To reduce the influence of bright objects or cosmic rays; the user may elect to employ a cut out pixel count value where any pixel found to be above that value is ignored. The cutout value is determined by the user inputting a global mode value (usually the sky background count - obtained via HISTPEAK), the background count standard deviation and the number of standard deviations above sky level at which the cutout should occur.
The user is required to enter a value for the size of object(s) of interest (roughly the template size) and also the image pixel size.
The value for each pixel of the output image is determined as follows. An imaginary circle is drawn about the pixel and all pixel pairs within that circle, that lie on opposite sides of the centre from each other, are stored.

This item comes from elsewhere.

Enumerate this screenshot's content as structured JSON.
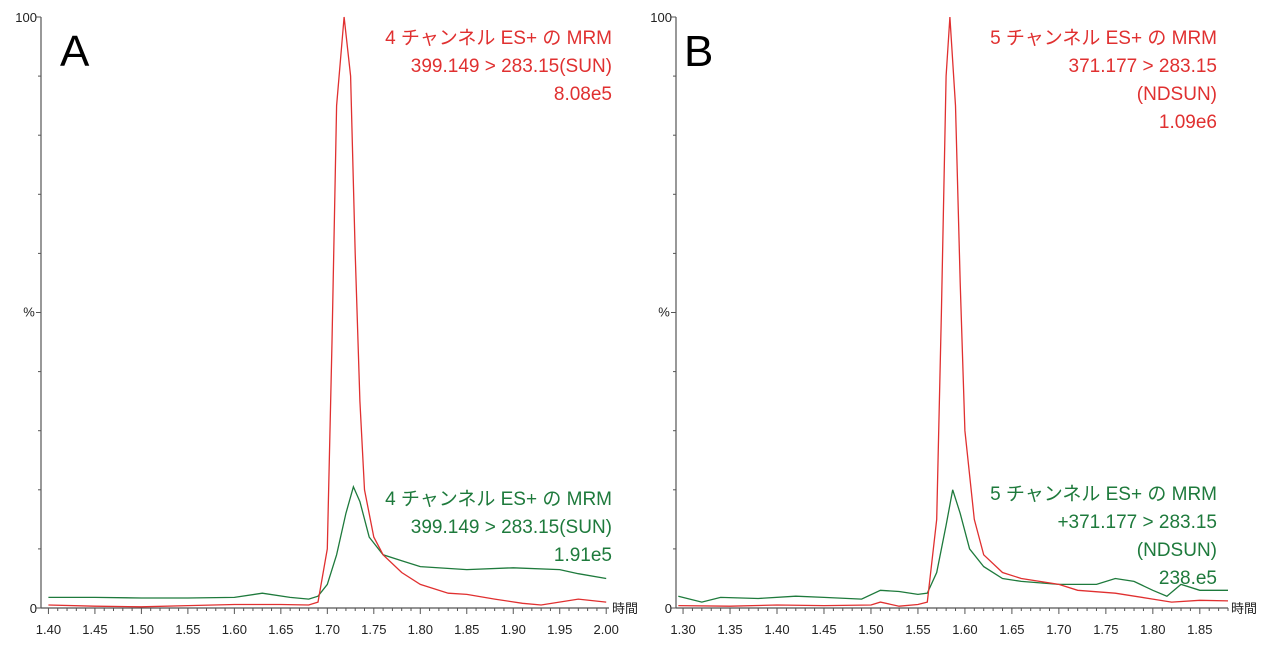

Each pair is then considered in turn and the modal count value subtracted from each. The resultant residual pixel count values are then multiplied together. The values found for all the pairs are then summed, the total divided by the number of pixel pairs found and the square root taken. In the event of a negative sum being found the value given is the square root of the magnitude of the self-correlation multiplied by -1.
The resultant value is some measure of the extent to which points within that circle (about the current pixel) are correlated.
The method assumes some sort of symmetry is present in the objects detected but appears to work well on a wide range of image types.
A border is present in the output image which the same width as the radius of the template. All pixels within this border are assigned the value bad.